In Uncategorized on 01/21/2015 at 15:43

I guess I’m getting old. I began a couple of recent blogposts with recollections of events sixty years ago. So I’d better bring the recollections closer to modern times.

OK,  around forty-five years ago, I was discussing a judicial decision (not involving tax) with a very senior member of our profession (he was admitted to practice the year before I was born). The decision interpreted a statutory provision that employed the word “all.”

I pointed this out, to which the gentleman remarked, “What a novel concept. All means all.”

Well, today we have a full-dress T. C. from Judge Wells, John Chase Lee, 144 T. C. 3, filed 1/21/15. And “any” means “any.”

At his CDP, JC didn’t raise nonreceipt of the Letter 1153 that triggered his right to object to the TFRPs, which IRS seeks to take out of his hide.

IRS says “game over, can’t contest liability, summary J for IRS.”

Not so fast, says Judge Wells.

“In reaching our decision, we must decide whether the requirements of any applicable law and administrative procedure have been met.” 144 T. C. 3, at p. 3.

IRS claims JC was personally served by the RO at a meeting with JC on March 30 (they never claimed mailing to last known address). But “(T)he Integrated Collection System History Transcript (ICS Transcript) that respondent submitted with the declaration shows a March 30… entry which does not refer to the Letter 1153. Instead, an entry on March 31… the day after the meeting, states: ‘In addition to GM entry above * * * both Bains and [JC] were personally served 1153’. 144 T. C. 3, at p. 5.

JC never petitioned the Letter 1153. He did petition the NOD from Appeals.

There is no SNOD for TFRPs; the Letter 1153 serves that function. If you want to fight liability (whether in whole or in part), you must petition from the Letter 1153.

If you didn’t, your only out is Section 6330(c)(2)(B), namely, viz., and to wit, that you were never served with the Letter 1153. That IRS issued the Letter 1153 is all very well, but though necessary, is not sufficient. You must have gotten it, or refused it, or failed to tell IRS when they mailed it where you were if you moved from your last known address.

See my blogpost “You Didn’t Get It – Part Deux”, 5/31/13, for the difference between assessing TFRPs and having the opportunity to contest liability.

At the CDP, the SO must verify that any and all requirements of law and administrative regulations have been met. And that is so whether or not the appellant raises any at the CDP.

The prohibition on raising issues related to the imposition itself applies only to the tax (or TFRP), not the notice (the Letter 1153). No notice, no opportunity to contest.

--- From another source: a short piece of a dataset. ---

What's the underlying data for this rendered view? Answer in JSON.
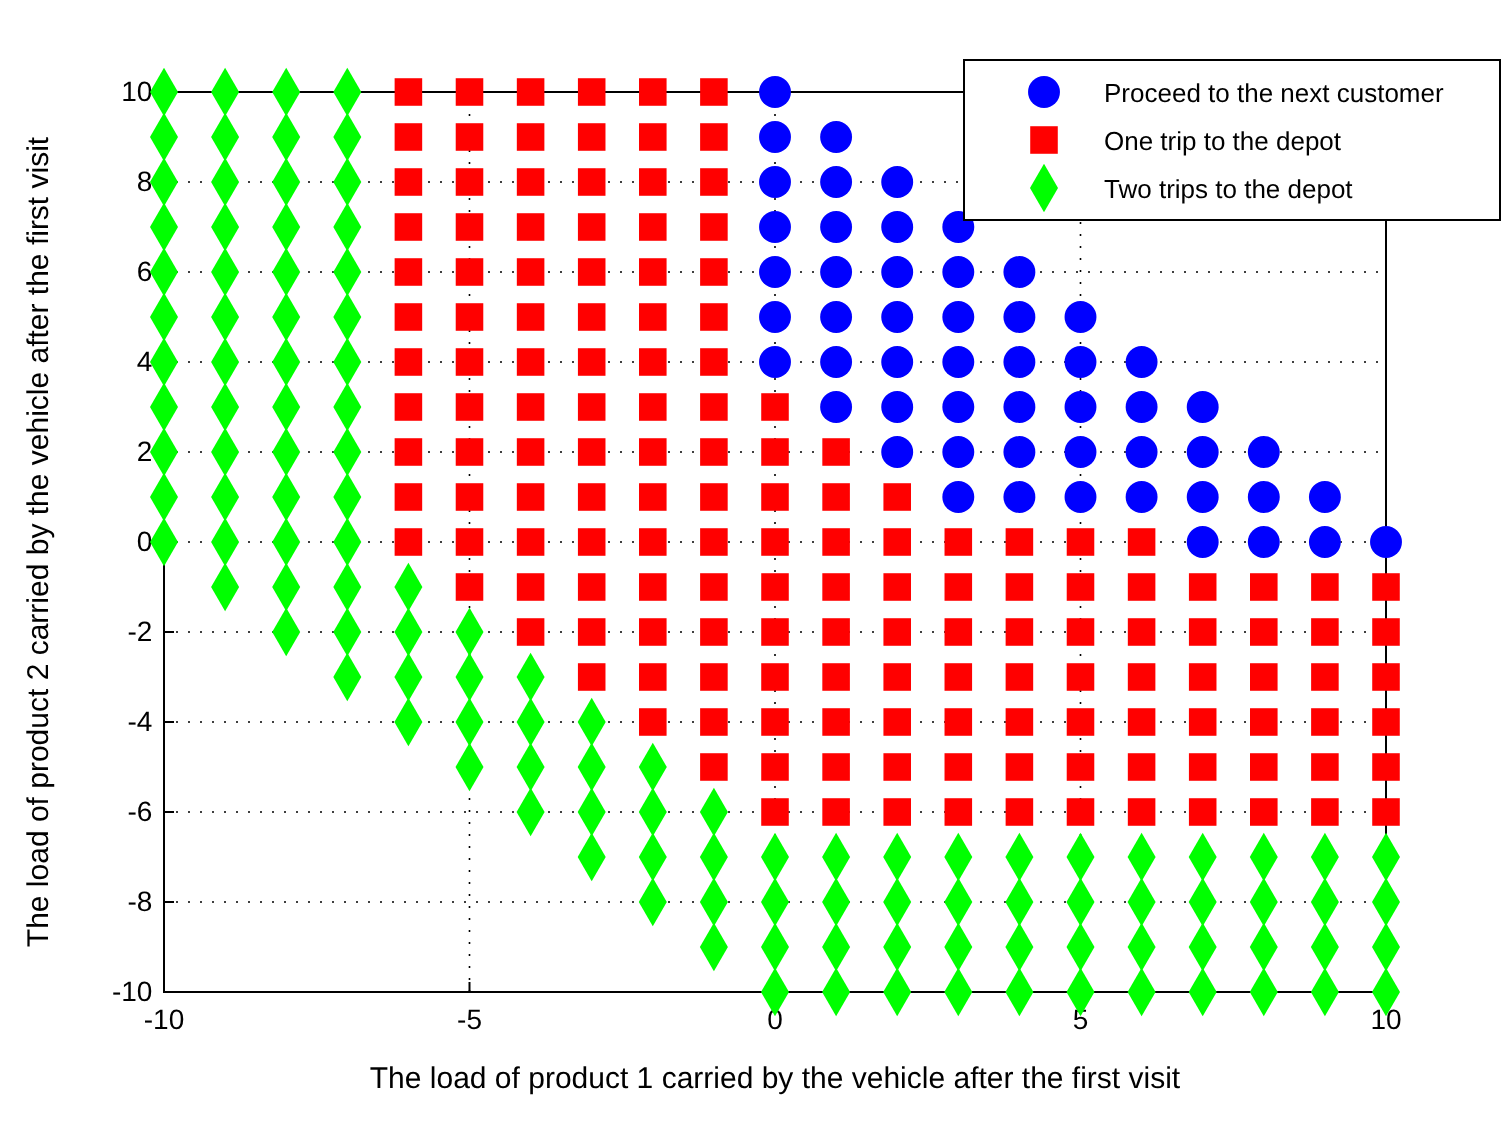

Judge Wells explains the difference between tax issues (Section 6630(c)(2)) and verification issues (Section 6330(c)(1)).

“Section 6330(c)(2) issues such as spousal defenses or collection alternatives cannot be a part of the Appeals officer’s determination unless raised by the taxpayer…. The concern… is that litigating new issues in Court without any prior consideration by the Service would frustrate the administrative review process created by section 6330…. In contrast, the section 6330(c)(1) verification requirements will always form part of the determination because the statute requires their consideration at the hearing regardless of whether the taxpayer raises the issue…. Because section 6330 requires Appeals officers to independently consider section 6330(c)(1) issues at the hearing, they are not ‘new’ when asserted in Court and there is no danger of frustrating the administrative review process.” 144 T. C. 3, at pp. 16-17. (Citations omitted).

This is summary J, so JC needn’t put in evidence admissible on a trial; he need only state facts that, if he can prove them with proper evidence, creates a material issue.

And he does. He says he always replies to IRS billets doux and there’s evidence of this, and he claims he had nothing to do with payroll or any of that.

IRS doesn’t produce a copy of the signed Letter 1153. IRS doesn’t produce an affidavit from the RO who allegedly served JC with the Letter 1153 on March 30. The TCS transcript says nothing about serving the Letter 1153 on March 30, only adding it as an afterthought the next day.

Not good enough.

When it comes to proper issuance and service of a Letter 1153, “any” means “any”. Whether or not the appellant raises it.

Takeaway for IRS- Admission of service or affidavit of service would help, and better still is hand-and-mail.